Referring to the slew of once-loved personalities now facing historical abuse charges, we are quickly entering into darker territory. Anderson is clearly not one of those women who might shy away from referring to herself as a feminist, and she's on a roll. 'It's built into our society. It's easy to miss and it's easy to get used to it. There are things that are intolerable in today's world, in terms of the perception of women. Whether they're vamps or vixens - the expectation that, if a woman is wearing a short skirt, she's "asking for it".'

I wonder what she makes of the fact we still have Page Three. 'Is that the nude thingy? Oh God --' She drifts off, then takes up the thread again, referring to Angelina Jolie and William Hague's recent global summit to end sexual violence. 'That problem exists - whether in war or on the streets or in India. And it does not exist because of women. Period. It's not caused by women.' She holds my gaze for several seconds. The inference, of course, is that it is caused by men but, when I push her on this, she moves on swiftly.

Speaking with Anderson now, she strikes me as a woman who has finally grown into herself. In many ways, it feels as though she has lived two lifetimes: one that began and ended with Scully; another that kicked off later in life and has brought her greater fulfillment.

In part, this newfound acceptance comes out of a period of personal re-evaluation. Her younger brother, Aaron, died of a brain tumour three years ago, at the age of 30. He had been diagnosed with neurofibromatosis as a child - a rare genetic condition that causes tumours to grow on nerve tissue. Growing up, Aaron has regular MRI scans and lived a relatively normal life, but when he was at Stanford, studying for a PhD, his behaviour changed and he began to suffer severe mood swings. 'People noticed,' Anderson recalls. 'My parents flew out.

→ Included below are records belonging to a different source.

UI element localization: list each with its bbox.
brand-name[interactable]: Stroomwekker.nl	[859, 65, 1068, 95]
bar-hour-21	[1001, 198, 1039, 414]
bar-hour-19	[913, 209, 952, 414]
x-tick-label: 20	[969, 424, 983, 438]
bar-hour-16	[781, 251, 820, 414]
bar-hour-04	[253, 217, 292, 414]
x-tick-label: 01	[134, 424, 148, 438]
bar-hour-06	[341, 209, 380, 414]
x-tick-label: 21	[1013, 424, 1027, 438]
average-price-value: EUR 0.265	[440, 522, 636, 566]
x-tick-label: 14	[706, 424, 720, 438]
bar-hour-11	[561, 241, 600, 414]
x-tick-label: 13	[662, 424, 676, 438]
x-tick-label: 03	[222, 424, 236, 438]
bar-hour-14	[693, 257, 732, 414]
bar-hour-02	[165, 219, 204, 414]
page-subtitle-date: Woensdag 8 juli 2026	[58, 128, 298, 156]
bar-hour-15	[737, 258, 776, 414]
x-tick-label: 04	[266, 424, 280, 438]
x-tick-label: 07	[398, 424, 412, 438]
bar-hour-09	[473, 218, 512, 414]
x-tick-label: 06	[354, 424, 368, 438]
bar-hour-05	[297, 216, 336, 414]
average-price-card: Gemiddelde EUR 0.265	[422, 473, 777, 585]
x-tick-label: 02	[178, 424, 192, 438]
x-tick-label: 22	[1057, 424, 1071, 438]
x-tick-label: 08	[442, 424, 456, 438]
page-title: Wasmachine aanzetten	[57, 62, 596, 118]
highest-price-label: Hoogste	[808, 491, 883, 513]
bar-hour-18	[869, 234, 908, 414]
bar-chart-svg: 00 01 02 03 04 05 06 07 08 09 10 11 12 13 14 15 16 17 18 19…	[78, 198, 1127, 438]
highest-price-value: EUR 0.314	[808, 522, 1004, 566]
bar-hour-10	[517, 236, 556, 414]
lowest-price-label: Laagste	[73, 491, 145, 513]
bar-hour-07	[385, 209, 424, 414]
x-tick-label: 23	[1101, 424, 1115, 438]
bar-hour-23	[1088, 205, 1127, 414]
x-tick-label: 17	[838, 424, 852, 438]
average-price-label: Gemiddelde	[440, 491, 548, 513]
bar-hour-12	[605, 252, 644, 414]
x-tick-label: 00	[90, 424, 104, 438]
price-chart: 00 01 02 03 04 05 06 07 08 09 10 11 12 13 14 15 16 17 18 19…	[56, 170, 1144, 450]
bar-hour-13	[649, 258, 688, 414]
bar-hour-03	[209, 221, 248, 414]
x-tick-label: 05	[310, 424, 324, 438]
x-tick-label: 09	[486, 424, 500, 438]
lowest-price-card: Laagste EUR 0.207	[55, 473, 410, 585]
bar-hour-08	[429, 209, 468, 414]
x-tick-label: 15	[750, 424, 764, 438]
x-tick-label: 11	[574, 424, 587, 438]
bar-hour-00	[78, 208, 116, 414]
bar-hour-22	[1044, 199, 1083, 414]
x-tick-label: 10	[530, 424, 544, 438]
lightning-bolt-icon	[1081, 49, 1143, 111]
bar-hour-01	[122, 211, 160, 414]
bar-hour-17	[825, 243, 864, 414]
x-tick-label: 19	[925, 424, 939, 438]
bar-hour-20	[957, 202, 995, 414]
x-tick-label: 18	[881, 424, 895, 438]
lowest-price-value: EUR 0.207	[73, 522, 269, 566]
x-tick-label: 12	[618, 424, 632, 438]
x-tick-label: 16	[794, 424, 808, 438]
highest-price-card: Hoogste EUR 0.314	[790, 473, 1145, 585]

They thought he was having an existential breakdown and finally someone did a CAT scan and from that moment to the moment of his passing, it was three years.'

Aaron was a practicing Buddhist. Anderson tells me he death with his illness 'with such a state of grace --'. She looks away. 'It had a profound effect on all of us. He was just extraordinary. He made it a lot easier for all of us.' When he died, it prompted a time of personal reflection. 'It did make me change priorities and realize life is short,' she says. 'And that it's important to follow one's heart, I think, and make the most out of the time we have.'

She speaks calmly but her eyes are veiled and faraway. She allows herself a second to refocus and then turns back to me, a bright smile fixed in place. A waiter comes to tell her that her taxi is waiting outside. She thanks him and gets up to leave, pulling her suitcase behind her as she walks out of the hotel. Once again, she refuses all offers of help. Like Stella Gibson, this is a woman determined to do things her own way.